『チューリップ』
第0話 フィジカルガール、初お勤め。あとそれから、ピンク。
‥‥
やわらかいとも硬いとも言えない中途半端なベッドで起きて、枕元を探ってリモコンをとってから、時間を知るためにTVをつけるとニュースがやってる。
さわやかとは言えないが、まぁ普通の朝。
その日、そんな普通の朝はどっかにぶっとんでいた。
朝、目覚めたら、そこはどっかだった。
何故か、俺は硬いベッドに寝ている。硬い。硬いな、間違いなく。
いつもかむっている毛布はない。
昨日、俺は確かにベッドで寝たはずだよな‥? 間違いなく、俺の部屋だったよな‥?
むだすぎる確認をしてから、目を開く。
何か、電動のこっぽいものが天井についている‥
「ん‥ううんん‥‥」
手が何かを掴む。
いつのまにか、枕元を手で探っていたようだ。習慣っておそろしい‥
見ればそれは、俺の部屋のリモコンにとても似ていた。
とりあえず、リモコンの電源ボタンを押す。ボタンの上に小っちゃく、『電源』って書いてるのが何とも言えない‥
天井のキューブが90°回って、何か映る。
女性だ。
ベッドに横になっている。
ピンク色の長い髪がベッドに放射状に広がっている。ピンクの蛇は、どことなく、メデューサを想い起こさせる。
顔の凹凸も理想的にあって、年齢は19くらいに見えて、とても頼れそうな感じがする。
身長は多分、俺よりも高い。体格はとても女性的で、包容力を感じさせる。
はっきり言って、ちょっと好みかもしれない。
ただ、気になるのは‥‥なぜか、俺と同じ、青と白とオレンジのチェック柄のパジャマを着ていることだ。

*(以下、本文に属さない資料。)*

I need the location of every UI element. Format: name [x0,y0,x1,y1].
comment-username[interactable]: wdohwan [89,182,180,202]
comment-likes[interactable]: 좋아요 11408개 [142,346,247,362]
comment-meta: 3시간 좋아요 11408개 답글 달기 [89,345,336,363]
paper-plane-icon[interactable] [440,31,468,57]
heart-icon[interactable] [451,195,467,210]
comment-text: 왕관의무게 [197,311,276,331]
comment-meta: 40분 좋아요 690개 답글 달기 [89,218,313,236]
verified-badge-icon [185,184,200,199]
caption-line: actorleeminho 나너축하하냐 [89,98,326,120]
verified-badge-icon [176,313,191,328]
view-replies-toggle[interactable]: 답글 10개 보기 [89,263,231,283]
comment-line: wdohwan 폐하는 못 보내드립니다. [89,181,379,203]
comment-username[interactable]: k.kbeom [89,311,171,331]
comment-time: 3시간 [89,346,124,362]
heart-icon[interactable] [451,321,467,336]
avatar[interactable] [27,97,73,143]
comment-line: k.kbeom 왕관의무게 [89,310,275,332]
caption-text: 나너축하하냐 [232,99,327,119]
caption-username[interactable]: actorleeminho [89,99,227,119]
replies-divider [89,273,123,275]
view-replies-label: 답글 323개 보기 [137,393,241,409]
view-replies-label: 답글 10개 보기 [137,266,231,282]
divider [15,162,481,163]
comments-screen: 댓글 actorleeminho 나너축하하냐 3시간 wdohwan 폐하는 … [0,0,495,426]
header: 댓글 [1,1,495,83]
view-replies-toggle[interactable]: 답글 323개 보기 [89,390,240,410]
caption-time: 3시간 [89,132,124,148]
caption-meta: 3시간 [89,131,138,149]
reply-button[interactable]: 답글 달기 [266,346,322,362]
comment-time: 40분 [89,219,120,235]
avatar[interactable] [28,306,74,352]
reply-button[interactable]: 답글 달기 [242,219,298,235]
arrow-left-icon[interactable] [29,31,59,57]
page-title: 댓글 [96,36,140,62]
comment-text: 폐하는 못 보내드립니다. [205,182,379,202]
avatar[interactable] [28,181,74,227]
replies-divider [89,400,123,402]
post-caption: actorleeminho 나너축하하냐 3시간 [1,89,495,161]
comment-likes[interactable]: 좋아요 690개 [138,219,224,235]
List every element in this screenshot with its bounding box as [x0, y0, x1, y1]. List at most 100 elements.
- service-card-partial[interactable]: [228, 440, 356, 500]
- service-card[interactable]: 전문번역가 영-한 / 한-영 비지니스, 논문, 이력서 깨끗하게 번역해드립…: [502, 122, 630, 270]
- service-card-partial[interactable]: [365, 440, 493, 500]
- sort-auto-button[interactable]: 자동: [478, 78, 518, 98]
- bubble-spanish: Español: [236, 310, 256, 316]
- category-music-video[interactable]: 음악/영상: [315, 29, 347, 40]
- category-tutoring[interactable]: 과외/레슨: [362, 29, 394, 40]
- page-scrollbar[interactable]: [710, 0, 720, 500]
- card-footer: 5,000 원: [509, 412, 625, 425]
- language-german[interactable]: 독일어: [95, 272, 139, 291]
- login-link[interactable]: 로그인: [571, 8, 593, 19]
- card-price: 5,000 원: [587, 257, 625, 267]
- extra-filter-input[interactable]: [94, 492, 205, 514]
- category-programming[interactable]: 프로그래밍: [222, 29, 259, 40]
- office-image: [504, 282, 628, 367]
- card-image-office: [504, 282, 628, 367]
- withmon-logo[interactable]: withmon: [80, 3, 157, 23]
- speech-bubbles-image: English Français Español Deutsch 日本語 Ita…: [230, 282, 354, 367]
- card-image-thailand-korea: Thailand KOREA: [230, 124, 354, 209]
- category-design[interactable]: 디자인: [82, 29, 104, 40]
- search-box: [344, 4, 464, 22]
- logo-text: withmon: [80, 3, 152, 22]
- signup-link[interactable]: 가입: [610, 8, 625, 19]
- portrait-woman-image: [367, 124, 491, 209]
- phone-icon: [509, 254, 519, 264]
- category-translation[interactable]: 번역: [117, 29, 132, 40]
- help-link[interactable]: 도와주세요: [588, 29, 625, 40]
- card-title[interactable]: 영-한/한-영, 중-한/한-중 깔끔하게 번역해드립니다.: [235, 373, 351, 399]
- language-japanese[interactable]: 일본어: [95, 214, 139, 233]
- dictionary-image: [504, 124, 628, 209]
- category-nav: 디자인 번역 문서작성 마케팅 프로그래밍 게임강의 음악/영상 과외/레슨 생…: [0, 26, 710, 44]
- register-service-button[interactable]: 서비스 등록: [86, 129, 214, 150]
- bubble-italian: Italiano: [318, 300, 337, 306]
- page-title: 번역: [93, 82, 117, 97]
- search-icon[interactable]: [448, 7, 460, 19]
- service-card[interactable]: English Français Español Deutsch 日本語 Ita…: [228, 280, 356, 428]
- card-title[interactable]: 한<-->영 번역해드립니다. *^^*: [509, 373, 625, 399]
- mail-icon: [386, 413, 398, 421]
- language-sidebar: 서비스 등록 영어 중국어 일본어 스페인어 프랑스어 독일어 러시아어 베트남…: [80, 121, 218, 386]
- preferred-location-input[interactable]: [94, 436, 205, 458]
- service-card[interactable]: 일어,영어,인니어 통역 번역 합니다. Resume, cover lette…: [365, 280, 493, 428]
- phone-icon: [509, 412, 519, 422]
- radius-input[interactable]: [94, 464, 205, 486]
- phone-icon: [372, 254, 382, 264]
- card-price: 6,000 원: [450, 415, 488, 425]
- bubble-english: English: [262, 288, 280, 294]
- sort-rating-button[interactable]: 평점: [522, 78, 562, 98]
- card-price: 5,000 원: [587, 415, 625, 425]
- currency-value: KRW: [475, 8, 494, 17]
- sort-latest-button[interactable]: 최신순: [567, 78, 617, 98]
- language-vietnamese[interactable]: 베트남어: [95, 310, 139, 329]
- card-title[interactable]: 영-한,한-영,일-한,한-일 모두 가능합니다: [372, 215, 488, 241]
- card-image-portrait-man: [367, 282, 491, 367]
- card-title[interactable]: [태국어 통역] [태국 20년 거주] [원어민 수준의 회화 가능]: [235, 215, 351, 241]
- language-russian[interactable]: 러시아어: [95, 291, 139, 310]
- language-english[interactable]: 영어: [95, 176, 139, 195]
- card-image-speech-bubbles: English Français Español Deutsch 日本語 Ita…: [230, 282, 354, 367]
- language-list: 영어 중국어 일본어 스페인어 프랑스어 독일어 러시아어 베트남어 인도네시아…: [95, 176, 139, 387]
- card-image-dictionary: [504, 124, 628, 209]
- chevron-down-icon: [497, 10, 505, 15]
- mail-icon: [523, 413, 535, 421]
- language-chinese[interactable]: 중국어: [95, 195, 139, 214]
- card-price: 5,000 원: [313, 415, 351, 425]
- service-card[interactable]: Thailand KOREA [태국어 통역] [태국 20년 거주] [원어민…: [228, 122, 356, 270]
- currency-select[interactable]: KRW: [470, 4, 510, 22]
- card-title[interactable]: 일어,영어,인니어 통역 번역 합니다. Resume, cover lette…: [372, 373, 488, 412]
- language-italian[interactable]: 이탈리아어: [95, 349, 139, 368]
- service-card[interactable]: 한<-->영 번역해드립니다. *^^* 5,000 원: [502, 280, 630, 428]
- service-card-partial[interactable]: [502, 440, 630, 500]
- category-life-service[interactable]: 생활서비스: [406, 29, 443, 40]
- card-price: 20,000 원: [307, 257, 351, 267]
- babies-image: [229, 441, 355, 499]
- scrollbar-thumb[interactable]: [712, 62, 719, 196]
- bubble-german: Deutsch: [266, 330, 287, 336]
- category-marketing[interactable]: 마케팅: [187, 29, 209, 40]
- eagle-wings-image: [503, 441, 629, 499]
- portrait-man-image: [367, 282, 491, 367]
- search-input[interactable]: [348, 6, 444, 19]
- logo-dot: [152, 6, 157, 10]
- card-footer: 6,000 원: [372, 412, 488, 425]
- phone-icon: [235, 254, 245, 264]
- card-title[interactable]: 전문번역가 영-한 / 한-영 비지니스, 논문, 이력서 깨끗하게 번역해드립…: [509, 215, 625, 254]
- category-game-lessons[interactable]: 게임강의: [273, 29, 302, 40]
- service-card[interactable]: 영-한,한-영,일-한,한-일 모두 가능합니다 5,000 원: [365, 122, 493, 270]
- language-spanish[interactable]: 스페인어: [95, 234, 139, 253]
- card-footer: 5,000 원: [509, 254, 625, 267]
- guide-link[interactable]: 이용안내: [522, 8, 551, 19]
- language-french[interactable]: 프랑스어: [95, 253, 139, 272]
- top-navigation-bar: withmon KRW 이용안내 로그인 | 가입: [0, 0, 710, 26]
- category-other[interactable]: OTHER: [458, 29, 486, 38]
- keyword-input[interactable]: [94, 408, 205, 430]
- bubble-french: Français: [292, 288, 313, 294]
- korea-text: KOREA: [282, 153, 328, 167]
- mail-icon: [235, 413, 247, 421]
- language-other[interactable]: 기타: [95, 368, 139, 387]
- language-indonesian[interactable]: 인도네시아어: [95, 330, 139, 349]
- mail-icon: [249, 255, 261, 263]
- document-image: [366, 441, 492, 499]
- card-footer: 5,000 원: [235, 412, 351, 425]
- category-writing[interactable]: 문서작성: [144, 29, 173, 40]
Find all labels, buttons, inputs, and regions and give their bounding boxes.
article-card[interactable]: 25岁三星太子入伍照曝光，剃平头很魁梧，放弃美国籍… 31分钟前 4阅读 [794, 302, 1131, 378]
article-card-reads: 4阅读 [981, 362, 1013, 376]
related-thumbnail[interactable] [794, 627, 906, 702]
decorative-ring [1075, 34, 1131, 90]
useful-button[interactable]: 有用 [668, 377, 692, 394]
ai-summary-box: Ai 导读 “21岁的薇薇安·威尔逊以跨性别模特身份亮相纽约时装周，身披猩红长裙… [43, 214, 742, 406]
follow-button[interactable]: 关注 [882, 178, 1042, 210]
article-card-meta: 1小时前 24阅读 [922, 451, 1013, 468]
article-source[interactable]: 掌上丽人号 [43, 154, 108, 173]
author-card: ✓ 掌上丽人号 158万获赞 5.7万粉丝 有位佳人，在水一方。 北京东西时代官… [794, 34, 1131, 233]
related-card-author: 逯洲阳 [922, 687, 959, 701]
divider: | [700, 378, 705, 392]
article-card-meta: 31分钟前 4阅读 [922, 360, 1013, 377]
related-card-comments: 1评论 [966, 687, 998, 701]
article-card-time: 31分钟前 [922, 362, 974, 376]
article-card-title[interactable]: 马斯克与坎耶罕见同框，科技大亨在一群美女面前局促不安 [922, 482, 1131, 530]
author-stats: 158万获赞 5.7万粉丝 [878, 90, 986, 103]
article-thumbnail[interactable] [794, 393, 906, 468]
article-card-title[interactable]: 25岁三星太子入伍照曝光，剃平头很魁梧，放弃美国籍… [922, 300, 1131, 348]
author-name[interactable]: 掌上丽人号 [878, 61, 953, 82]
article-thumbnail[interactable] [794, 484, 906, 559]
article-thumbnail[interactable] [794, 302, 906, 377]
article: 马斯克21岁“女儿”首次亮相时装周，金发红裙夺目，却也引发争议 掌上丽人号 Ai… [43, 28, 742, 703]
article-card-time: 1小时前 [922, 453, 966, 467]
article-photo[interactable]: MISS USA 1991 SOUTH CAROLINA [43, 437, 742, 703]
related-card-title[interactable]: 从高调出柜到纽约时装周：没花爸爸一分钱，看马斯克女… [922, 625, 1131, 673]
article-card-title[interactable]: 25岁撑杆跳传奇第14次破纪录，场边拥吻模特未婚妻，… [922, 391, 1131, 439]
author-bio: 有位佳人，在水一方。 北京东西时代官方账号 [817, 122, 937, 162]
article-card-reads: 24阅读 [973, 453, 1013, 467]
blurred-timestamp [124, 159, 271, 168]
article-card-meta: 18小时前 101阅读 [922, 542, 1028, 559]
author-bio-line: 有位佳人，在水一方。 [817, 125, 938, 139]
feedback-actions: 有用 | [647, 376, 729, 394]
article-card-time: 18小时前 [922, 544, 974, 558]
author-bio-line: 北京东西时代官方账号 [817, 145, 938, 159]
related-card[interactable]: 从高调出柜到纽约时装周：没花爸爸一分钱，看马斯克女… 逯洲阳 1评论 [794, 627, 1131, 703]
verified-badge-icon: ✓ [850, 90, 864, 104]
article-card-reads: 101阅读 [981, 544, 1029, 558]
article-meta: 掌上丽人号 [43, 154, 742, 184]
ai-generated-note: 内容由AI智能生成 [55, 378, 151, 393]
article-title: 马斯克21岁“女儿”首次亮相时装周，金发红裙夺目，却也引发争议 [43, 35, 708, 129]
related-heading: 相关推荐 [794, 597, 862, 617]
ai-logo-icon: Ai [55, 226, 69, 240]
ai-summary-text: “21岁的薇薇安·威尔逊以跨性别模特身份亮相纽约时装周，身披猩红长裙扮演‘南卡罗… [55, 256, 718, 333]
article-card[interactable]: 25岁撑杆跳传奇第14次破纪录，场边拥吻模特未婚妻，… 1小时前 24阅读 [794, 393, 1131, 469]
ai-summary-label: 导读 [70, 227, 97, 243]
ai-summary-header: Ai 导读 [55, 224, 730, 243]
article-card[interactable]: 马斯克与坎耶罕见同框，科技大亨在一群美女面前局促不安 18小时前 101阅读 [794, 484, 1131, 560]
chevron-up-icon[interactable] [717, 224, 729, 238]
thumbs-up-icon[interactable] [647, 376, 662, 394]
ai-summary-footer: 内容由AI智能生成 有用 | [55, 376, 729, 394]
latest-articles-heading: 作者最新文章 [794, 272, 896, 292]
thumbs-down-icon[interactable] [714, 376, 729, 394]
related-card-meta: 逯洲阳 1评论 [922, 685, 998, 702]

著しく、にあわない。女性の美しさをパジャマが台なしにしている。
まぁ、とりあえず、不思議なのは。
なぜ、女性がベッドに寝ていて、なぜ、天井に女性が見えるかだ。
そして問題は。
なぜ、俺がまばたきするごとに天井の女性も目をぱちくりして、なぜ、女性は俺と同じ青と白とオレンジのチェック柄のパジャマを着ているかってことだ。
俺は右手を動かす。
女性は左手じゃなかった、俺から見ると逆だったな、右手を動かす。
俺と同じ手を動かしたってことは、鏡じゃない。つまり、天井の中の女性は、俺じゃないってことだ。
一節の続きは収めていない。